Confidence among British businesses held steady at an eight-year high this month, led by construction companies that have been boosted by the Labour government’s ambition to increase housebuilding.

The latest Lloyds Bank business barometer, a monthly survey of business sentiment, maintained its 50 per cent reading in August, keeping confidence at the highest level since November 2015. The index is well above the long-term average of 29 per cent.

A sharp increase in optimism in the construction sector offset greater pessimism in other areas of the economy. Lloyds said confidence among builders had risen by 14 points to 58 per cent over the past month.

The rise is likely to be tied to the Labour government’s focus on loosening planning restrictions to increase housing supply. This week Sir Keir Starmer vowed to “take on the blockers by accelerating planning to build homes and boost growth”.

The economy has outperformed expectations this year, growing by 0.7 per cent and 0.6 per cent in the first and second quarters, respectively. Inflation has declined to around the Bank of England’s 2 per cent target, while unemployment remains low, helping to fortify business confidence in future trading prospects.

This month the Bank cut interest rates for the first time since March 2020 and traders in financial markets expect one or two further reductions this year. However, this pace of easing is likely to be slower than central banks elsewhere.

Hann-Ju Ho, a senior economist at Lloyds Bank Commercial, said: “As in July, we’ve seen a particularly strong outcome for business confidence. It remains at an elevated level of 50 per cent, which is well above the long-term average of 29 per cen.
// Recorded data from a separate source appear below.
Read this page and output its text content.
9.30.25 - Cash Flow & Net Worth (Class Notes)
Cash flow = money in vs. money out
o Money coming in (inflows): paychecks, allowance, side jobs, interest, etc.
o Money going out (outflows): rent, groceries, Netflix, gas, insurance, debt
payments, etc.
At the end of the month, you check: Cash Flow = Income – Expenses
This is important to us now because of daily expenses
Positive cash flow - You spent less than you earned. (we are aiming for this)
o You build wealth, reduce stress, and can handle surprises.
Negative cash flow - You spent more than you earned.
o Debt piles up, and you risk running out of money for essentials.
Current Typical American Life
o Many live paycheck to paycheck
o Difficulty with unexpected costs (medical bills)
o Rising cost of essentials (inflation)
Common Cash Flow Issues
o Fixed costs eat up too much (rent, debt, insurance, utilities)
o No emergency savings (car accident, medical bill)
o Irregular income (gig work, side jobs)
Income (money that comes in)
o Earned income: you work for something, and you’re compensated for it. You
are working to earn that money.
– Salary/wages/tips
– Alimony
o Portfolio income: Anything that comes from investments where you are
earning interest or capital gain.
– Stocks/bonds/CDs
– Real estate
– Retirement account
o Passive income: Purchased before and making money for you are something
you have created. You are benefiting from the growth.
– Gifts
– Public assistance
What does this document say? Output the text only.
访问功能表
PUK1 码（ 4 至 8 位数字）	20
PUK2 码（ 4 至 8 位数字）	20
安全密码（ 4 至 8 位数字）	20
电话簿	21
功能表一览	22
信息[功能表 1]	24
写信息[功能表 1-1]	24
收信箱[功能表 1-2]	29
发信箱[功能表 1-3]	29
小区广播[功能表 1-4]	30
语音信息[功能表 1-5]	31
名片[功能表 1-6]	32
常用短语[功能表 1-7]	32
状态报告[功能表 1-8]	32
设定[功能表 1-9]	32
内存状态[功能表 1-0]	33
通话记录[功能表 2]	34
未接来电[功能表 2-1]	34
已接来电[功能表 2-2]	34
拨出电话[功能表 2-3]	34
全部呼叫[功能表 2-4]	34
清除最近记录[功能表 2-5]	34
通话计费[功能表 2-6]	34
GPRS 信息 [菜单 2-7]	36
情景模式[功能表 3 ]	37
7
And it has been above the average for the past 15 months.

“Official GDP data for the first half of this year was encouraging and the survey results indicate that solid economic performance will likely continue as we move into the second half of the year. Overall, the economy looks to be stable and, from the positive results recorded, businesses are echoing this sentiment.”

However, there were signs in Lloyds’s research that some sectors are concerned about the longevity of the economic rebound. “Trading prospects for manufacturing dropped by two points to 58 per cent, at the same level as construction, while retail and services fell to 53 per cent, down by seven and three points, respectively,” the bank said.

High streets have counted the cost of the trend to save rather than spend

Retail sales have been persistently sluggish this year as people opt to take advantage of high interest rates by saving rather than spending. According to the Office for National Statistics, sales remain 0.8 per cent below pre-pandemic levels, with consumption weakest for clothing and household goods.

“Price expectations among firms decreased once again for the second time in three months,” Lloyds said. “In August, 58 per cent of firms planned to raise prices in the next year (down from 60 per cent), whereas 4 per cent intended to lower them (up from 3 per cent). The net balance dropped three points to 54 per cent, making it the second lowest in 2024.”